The two fall in love, and Sigrún tells Helgi that her father Högni has promised her to Höðbroddr, the son of king Granmarr. Helgi invades Granmar's kingdom and slays anyone opposing their relationship. Only Sigrún's brother Dagr is left alive on condition that he swears fealty to Helgi.

Dagr is however obliged by honour to avenge his brothers and after having summoned Odin, the god gives him a spear. In a place called Fjoturlund, Dagr kills Helgi and goes back to his sister to tell her of his deed. Sigrún puts Dagr under a powerful curse after which he is obliged to live on carrion in the woods.

Helgi is put in a barrow, but returns from Valhalla one last time so that the two can spend a night together.
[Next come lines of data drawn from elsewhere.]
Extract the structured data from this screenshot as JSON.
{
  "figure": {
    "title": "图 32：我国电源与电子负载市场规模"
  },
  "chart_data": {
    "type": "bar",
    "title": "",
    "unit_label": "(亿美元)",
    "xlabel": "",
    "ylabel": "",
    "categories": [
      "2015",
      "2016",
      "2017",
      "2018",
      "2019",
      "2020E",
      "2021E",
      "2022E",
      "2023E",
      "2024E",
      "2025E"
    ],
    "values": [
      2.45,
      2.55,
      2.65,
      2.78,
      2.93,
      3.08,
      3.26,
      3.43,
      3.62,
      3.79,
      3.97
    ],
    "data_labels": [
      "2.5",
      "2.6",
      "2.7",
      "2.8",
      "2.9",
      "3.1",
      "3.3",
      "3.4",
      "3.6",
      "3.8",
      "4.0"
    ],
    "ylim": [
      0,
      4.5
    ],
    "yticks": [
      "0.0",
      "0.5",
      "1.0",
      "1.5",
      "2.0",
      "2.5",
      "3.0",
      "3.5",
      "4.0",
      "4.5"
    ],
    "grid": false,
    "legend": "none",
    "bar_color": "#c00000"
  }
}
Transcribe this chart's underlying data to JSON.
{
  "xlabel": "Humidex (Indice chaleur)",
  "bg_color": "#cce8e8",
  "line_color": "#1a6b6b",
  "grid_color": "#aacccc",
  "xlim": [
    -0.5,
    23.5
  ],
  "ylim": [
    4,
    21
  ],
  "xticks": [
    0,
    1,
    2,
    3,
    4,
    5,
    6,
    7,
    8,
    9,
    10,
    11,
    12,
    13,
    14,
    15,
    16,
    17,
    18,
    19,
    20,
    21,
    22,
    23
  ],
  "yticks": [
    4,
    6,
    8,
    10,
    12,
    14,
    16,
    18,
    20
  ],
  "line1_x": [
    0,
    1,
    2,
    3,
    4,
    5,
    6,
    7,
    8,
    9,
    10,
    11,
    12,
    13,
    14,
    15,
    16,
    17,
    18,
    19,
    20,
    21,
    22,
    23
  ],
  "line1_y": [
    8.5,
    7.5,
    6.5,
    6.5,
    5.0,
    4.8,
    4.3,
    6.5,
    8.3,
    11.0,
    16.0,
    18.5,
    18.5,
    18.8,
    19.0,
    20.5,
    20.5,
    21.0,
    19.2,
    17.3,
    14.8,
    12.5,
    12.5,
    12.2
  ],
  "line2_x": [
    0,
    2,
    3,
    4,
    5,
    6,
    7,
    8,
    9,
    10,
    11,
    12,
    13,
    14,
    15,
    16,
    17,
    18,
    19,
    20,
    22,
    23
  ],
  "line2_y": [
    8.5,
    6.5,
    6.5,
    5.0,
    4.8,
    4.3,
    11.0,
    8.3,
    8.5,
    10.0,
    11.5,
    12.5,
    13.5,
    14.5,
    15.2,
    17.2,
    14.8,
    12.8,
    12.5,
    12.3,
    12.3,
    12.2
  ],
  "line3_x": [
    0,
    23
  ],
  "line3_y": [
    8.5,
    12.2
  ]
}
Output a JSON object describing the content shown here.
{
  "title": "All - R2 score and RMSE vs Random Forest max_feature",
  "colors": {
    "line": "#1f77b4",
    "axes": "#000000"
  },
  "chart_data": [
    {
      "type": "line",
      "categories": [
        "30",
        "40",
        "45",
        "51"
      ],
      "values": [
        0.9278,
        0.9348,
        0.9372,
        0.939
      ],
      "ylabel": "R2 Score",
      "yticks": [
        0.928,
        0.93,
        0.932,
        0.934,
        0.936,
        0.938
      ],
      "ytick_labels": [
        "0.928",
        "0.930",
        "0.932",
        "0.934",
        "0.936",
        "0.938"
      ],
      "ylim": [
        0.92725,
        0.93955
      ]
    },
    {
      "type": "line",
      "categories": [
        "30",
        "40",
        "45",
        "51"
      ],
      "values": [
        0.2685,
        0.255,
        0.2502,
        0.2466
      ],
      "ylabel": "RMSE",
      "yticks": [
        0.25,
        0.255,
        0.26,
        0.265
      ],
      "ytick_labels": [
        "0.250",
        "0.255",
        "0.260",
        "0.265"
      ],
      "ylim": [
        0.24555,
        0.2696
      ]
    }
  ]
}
Sigrún dies early from sadness, but is reborn as a Valkyrie. In the next life, she is Kára and Helgi is Helgi Haddingjaskati, whose story is related in Hrómundar saga Gripssonar.

== Modern influence ==
Sigrún appeared in the 2018 video game God of War, in which she is the Valkyrie Queen. She can be fought by the player after defeating eight other Valkyries. Her fight is considered to be one of the most difficult and demanding encounters in the franchise.

In 2022, she also appeared in God of War Ragnarök, but this time as an ally of Kratos, Freya, Mimir, Atreus, along with the shield maidens — her sisters. She and the other eight Valkyries are now free of the corruption spells of Odin thanks to the events which happened in God of War.

In the series The Dresden Files, Sigrun, more commonly referred to as "Gard", is a warrior in the service of Monoc Securities, headed by Donar Vadderung. Vadderung is a being who is also Odin and Santa Claus.